L'arrêt Cesareo expliqué simplement

L'Assemblée plénière de la Cour de cassation juge, le 7 juillet 2006, qu'un plaideur ne peut pas garder un moyen de droit en réserve pour un second procès. Cet arrêt pose le principe de concentration des moyens, une des règles les plus citées de toute la procédure civile, et un classique du commentaire d'arrêt en L3.

L'essentiel en une phrase

L'arrêt Cesareo a été rendu par l'Assemblée plénière de la Cour de cassation, sa formation la plus solennelle, le 7 juillet 2006 (n° 04-10.672, publié au Bulletin). Il pose le principe de concentration des moyens. Le demandeur doit présenter, dès la première instance, tous les moyens de droit qu'il estime de nature à fonder sa demande. S'il en garde un de côté et tente un second procès sur ce fondement, entre les mêmes parties et pour le même objet, l'autorité de la chose jugée le lui interdit.

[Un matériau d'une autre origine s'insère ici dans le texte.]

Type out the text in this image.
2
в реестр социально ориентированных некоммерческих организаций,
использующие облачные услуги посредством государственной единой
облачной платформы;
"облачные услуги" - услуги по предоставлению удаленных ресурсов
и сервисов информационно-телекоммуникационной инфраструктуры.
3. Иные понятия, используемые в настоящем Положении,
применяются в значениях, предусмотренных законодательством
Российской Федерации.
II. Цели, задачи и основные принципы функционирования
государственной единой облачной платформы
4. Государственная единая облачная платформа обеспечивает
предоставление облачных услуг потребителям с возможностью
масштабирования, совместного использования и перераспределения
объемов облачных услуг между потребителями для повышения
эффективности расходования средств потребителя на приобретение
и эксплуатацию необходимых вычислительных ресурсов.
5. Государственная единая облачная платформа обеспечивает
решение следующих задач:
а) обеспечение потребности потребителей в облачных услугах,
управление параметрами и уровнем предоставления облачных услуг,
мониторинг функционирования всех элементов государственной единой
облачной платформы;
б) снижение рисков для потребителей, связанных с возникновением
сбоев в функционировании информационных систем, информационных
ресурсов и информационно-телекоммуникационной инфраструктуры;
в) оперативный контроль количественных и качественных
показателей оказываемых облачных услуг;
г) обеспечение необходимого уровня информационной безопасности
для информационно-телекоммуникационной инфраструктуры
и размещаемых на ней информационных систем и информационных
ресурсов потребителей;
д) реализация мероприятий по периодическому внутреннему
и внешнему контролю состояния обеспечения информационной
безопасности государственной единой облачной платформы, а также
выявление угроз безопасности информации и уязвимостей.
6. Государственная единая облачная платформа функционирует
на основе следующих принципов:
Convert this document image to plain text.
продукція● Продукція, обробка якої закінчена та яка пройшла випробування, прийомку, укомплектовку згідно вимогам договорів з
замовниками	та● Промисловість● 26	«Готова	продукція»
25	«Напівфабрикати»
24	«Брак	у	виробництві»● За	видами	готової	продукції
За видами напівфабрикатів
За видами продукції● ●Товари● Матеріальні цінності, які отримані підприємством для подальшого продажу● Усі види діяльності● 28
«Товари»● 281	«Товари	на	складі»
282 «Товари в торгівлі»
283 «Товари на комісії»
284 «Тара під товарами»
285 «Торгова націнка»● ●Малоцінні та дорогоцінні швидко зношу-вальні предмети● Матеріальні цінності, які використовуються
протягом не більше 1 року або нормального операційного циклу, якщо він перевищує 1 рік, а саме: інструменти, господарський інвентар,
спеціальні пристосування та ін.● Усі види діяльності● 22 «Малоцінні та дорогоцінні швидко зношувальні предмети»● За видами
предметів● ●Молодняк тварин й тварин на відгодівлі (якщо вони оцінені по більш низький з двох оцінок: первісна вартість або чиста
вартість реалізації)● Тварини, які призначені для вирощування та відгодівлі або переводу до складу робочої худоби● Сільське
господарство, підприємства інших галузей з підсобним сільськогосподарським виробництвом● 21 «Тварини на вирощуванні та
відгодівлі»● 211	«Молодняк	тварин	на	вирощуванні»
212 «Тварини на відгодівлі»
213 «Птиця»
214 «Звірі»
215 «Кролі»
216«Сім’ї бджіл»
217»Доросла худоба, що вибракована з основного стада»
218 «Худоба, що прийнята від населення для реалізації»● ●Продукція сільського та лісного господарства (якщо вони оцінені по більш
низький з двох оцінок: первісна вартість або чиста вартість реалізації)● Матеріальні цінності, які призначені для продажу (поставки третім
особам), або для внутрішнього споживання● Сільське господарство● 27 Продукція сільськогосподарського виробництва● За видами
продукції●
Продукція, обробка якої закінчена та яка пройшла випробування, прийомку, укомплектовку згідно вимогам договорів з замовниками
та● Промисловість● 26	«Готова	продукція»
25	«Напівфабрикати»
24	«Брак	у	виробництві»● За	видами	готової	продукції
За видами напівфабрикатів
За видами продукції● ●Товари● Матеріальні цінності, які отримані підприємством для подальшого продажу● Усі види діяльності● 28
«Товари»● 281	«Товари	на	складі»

Cette règle change la manière de plaider en France. Avant 2006, un plaideur débouté pouvait parfois revenir devant le juge avec un nouvel argument juridique pour le même litige, tant que l'ancien fondement n'était pas exactement identique au nouveau. Depuis Cesareo, cette stratégie ferme. Le plaideur doit présenter tous ses moyens dans un seul procès, sous peine de ne plus rien pouvoir invoquer ensuite.

À retenir

Cesareo dépasse les faits particuliers du litige jugé en 2006. L'arrêt pose une règle de méthode qui s'applique à tous les procès civils, et repose sur l'article 1355 du Code civil (l'ancien article 1351, en vigueur au moment de l'arrêt), qui exige une triple identité de parties, d'objet et de cause pour que l'autorité de la chose jugée s'oppose à une nouvelle demande. Cesareo a précisé ce qu'on doit entendre par identité de cause, en y intégrant tous les moyens juridiques disponibles dès le premier procès.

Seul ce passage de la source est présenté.